Unutulmamalıdır ki, dünyada her şey art niyetliler tarafından “suiistimal” edilebilir. Bu ihtimalden dolayı bir şeyi aslıyla reddetmek doğru değildir. Bunun misali; adeta “pire için yorgan yakmaya” benzer. Dolayısıyla burada “insafın” devreye girerek, “istikametli” hareket etmesi gerekir. Bu gibi konularda ne kadar ifrat ve tefrit varsa, hepsi batıldır ve yanlıştır…

Mehdi meselesiyle ilgili rivayetlere baktığımız zaman, manâ itibariyle hadislerin tamamı “manevi mütevatir” derecesindedir. Madem İslam ebedidir ve ebede kadar gidecektir. Öyle ise Allah-u Teâlâ her fesat-ı ümmet zamanında, bu dini fesattan kurtaracak bir “ıslahçı” veya “muslih” mutlaka gönderecektir. İşte o ıslahçı ise; Hazret-i Mehdi (a.s) veya Mehdi misal zatlardır. Bu husus, imanımızın temel esasıdır. Onun için evvela böyle bir şeyin vukuuna inanmak lazımdır. Bununla birlikte, Mehdi meselesinin tafsilatı ve sureti hakkında ise, kesin bir bilgi yoktur. Çünkü bu gibi hadislerin mahiyeti, olay vuku bulduktan sonra ortaya çıkmaktadır.

Peygamber Efendimiz(asm)’in bu ve benzeri hadiseleri haber vermesindeki maksat, ümmetin “kuvve-i maneviyesini” muhafaza etmektir. Dolayısıyla doğru olan, bazı art niyetlilerin bu gibi hadisleri suiistimal etmesinden dolayı, bu adamların ifsadını ve onların niyetlerini ortaya çıkarmaktır. Reddiye ancak bu yönüyle meşrudur.  Bu hususta konunun aslını “inkâr” etmek, “insafsızlık” olduğu gibi; muvaffak olunacak bir yol da değildir. Siz birileri bunu kullanmasın ve suiistimal etmesin diye, “Mehdi meselesini kökten çıkaralım” derseniz, bu husustaki hadisleri, delilleri ve ümmetin 14 asırlık inancını nereye koyacaksınız?
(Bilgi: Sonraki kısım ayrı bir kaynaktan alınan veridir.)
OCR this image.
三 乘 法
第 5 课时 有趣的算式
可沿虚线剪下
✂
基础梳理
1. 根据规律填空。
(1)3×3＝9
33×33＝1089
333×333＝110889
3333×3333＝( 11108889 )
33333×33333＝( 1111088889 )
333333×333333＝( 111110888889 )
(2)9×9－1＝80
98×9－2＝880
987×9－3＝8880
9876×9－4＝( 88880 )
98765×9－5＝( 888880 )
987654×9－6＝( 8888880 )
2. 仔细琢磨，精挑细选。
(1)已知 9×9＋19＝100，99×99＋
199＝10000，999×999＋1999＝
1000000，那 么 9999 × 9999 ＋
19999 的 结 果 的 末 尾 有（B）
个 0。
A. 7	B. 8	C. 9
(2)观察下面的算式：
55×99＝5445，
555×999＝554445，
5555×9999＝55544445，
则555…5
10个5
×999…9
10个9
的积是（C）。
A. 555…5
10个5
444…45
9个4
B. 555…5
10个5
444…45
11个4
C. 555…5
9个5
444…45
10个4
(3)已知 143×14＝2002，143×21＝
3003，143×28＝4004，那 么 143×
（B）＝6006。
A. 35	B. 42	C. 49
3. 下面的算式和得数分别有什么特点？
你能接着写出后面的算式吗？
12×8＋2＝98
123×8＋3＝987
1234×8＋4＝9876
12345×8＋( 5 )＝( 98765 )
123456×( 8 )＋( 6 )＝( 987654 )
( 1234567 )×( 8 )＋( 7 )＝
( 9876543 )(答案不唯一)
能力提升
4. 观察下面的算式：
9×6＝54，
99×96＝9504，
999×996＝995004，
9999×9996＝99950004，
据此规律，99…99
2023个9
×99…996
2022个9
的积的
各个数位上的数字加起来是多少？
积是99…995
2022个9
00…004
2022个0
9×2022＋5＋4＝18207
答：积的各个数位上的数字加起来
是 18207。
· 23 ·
Mesela; trafik kazası oluyor diye, otomobil kullanmayı terk ediyor muyuz?

Hayır!

Zaten böyle bir yolda da gidilmez. Böyle bir çaba boşa kürek çekmekten başka bir şey değildir.

Bazı ilim(!) adamlarının bu yönde çalışmalarını(!) görüyoruz. “Mehdi konusunu topyekûn ortadan kaldıralım ve dinden çıkaralım” diyerek; bu konunun suiistimal edilmemesi için, farkında olmadan din-i İslam’a bilerek veya bilmeyerek darbe vuruyorlar. Bu noktaya özellikle dikkat çekmek isterim.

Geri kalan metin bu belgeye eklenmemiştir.